MessageSujet: Vitamine d et cancer de la prostate.   Mar 13 Mai 2008 - 13:15

Pour le cancer de la prostate, mon médecin me prescrit de la vitamine D. Du coup je m'intéresse aux articles qui parlent de la vitamin D par rapport au cancer de la prostate. Cet article-ci parle de ça et nomment des enzymes
que la vitamine réduiraient ce qui protégeraient les cellules du stress oxydatif que ces enzymes impliquent. La metalloprotéinase dont il est question dans l'article est la même citée souvent par le docteur Béliveau du Québec dans ses études sur le cancer de la prostate.

By inducing a specific gene to increase expression of a key enzyme, vitamin D protects healthy prostate cells from the damage and injuries that can lead to cancer, University of Rochester Medical Center researchers report.
"Many epidemiological studies have suggested the beneficial properties of vitamin D," said Yi-Fen Lee, associate professor of urology at the Medical Center who led the research. "Our findings reflect what we see in those studies and demonstrate that vitamin D not only can be used as a therapy for prostate cancer, it can prevent prostate cancer from happening."
The International Journal of Cancer published the findings in its June 15 issue.
Lee and her research team discovered one mechanism involving vitamin D that protects cells from oxidative stress. The vitamin D used in the study is 1,25-hydroxylvitamin D3, the most potent and active form of vitamin D in the human body. Nonmalignant human prostate epithelial cells also were used.
Normal metabolism in cells generates reactive oxygen species (ROS), molecules of peroxide, for example, or so-called free radicals. These substances can play a role in cell signaling and even kill bacteria. Exposure to some chemicals or forms of radiation can produce high levels of ROS that can damage DNA and play a significant role in speeding aging or causing cancer.
Lee found that vitamin D links with a gene known as G6PD, increasing its activity and the production of an enzyme called glucose-6-phosphate dehydrogenase. Increased activity of the enzyme clears cells of ROS, the molecules that can damage and injure cells.
"If you reduce DNA damage, you reduce the risk of cancer or aging," Lee said. "Our study adds one more beneficial effect of taking a vitamin D supplement.
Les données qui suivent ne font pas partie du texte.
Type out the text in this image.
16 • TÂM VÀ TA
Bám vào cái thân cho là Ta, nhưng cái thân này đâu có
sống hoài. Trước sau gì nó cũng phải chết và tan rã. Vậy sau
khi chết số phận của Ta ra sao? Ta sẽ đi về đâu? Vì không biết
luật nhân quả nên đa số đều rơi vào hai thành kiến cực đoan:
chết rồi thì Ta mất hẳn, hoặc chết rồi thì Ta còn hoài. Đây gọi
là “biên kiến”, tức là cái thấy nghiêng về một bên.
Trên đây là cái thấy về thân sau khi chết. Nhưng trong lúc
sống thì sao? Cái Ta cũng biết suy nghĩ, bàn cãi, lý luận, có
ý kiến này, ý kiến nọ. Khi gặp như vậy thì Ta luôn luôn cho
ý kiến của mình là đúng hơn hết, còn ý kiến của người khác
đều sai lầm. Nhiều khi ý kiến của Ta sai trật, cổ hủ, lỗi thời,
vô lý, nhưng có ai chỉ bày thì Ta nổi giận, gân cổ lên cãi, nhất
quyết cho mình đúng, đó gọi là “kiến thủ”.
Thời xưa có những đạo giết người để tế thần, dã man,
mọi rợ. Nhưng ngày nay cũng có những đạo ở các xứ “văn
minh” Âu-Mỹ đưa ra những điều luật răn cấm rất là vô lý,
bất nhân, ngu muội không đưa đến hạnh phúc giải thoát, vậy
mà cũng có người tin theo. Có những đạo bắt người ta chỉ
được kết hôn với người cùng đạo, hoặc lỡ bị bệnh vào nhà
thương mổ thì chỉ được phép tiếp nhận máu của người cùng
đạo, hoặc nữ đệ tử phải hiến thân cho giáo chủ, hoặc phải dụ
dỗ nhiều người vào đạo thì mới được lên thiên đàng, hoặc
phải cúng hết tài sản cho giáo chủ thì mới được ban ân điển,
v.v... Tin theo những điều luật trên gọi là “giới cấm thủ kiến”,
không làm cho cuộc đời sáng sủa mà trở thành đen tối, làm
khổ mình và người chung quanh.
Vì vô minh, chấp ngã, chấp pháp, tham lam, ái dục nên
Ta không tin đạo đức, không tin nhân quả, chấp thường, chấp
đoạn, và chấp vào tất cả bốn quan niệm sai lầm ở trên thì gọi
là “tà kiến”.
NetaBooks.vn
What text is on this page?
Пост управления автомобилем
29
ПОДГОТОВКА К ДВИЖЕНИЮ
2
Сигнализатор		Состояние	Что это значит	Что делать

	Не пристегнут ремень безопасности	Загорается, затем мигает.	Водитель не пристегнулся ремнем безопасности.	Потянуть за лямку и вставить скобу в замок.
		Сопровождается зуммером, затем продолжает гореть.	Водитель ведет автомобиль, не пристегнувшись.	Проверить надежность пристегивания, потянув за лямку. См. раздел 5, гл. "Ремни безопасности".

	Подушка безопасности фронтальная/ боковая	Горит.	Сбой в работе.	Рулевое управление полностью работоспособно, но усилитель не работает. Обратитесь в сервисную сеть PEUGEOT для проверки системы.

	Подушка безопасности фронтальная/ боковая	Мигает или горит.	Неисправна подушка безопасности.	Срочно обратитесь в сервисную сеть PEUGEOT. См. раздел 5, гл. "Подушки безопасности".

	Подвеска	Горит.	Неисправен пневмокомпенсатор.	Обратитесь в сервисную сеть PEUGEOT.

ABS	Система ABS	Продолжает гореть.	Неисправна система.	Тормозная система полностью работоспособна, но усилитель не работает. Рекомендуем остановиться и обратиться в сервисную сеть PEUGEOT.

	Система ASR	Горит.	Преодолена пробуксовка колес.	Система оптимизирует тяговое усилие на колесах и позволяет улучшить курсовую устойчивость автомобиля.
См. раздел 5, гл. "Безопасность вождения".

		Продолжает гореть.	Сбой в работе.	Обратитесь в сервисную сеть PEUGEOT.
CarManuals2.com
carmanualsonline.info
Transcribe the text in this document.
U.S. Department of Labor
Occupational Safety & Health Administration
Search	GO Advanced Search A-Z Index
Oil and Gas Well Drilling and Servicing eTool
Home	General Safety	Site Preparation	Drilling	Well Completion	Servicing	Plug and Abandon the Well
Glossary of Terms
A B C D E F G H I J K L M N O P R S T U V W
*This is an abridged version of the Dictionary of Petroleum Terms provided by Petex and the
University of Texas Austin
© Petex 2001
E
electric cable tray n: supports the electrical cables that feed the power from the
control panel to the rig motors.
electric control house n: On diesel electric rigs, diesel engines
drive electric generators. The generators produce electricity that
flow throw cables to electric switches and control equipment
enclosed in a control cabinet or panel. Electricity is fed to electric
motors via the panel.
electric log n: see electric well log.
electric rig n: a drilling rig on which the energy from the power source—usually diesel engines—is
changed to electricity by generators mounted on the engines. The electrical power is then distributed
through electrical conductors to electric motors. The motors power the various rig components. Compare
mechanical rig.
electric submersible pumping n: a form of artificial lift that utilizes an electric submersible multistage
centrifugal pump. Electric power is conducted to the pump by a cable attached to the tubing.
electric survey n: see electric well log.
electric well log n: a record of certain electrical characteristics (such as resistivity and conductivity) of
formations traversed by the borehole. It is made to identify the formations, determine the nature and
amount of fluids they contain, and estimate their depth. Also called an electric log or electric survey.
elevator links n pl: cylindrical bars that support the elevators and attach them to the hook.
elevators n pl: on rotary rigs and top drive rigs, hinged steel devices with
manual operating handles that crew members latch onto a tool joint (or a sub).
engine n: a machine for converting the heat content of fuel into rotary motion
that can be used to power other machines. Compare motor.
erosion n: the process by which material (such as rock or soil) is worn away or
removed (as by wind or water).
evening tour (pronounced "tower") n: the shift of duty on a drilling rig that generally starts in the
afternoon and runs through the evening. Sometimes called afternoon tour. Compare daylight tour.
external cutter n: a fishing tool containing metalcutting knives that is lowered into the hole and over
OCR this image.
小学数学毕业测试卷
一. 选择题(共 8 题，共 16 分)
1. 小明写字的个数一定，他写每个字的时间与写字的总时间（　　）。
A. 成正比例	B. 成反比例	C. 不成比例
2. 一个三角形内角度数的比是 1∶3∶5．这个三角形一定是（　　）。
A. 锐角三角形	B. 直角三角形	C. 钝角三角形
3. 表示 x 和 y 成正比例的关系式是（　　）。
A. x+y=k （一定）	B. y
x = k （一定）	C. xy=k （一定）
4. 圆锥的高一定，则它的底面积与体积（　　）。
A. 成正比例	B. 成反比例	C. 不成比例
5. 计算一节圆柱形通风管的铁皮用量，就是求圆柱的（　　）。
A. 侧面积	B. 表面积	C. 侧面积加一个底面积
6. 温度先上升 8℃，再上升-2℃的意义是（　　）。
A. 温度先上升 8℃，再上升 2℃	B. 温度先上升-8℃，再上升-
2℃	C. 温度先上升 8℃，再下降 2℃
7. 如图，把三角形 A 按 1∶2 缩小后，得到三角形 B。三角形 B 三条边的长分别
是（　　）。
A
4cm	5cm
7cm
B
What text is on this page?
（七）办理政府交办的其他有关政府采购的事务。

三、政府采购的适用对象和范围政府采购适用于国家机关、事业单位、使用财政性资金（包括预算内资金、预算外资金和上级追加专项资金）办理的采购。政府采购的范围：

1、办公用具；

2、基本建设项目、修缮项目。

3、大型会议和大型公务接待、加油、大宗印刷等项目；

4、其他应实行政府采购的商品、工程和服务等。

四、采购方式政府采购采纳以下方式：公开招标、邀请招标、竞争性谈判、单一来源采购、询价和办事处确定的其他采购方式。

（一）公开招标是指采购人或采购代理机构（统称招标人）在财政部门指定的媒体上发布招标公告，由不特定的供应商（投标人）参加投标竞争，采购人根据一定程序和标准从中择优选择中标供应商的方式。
Taking a supplement is especially important for senior citizens and others who might have less circulation of vitamin D, and for people who live and work areas where there is less sunshine."
Large amounts of vitamin D should not be taken without medical supervision, she said.
The G6PD pathway is one of the mechanisms vitamin D uses, Lee said. The researchers did not find any similar activity in prostate cancer cells.
"Vitamin D does not protect cancer cells from injury or damage, which is good," Lee said.
The current research was supported by a grant from the U.S. Department of Defense.
In addition to Lee, authors of the International Journal of Cancer article include Bo-Ying Bao of China Medical University, Taichung, Taiwan, and Huei-Ju Ting and Jong-Wei Hsu of the Medical Center.
In the journal Carcinogenesis in 2006, Lee reported that vitamin D can inhibit the spread of prostate cancer by limiting the ability of cancer cells to invade healthy cells by reducing the activity of two specific enzymes, proteases called matrix metalloproteinase and cathepsin. The research was conducted in test tubes using human prostate cancer cell lines. That finding indicated that vitamin D could provide beneficial treatment to prostate cancer patients with high levels of the enzymes.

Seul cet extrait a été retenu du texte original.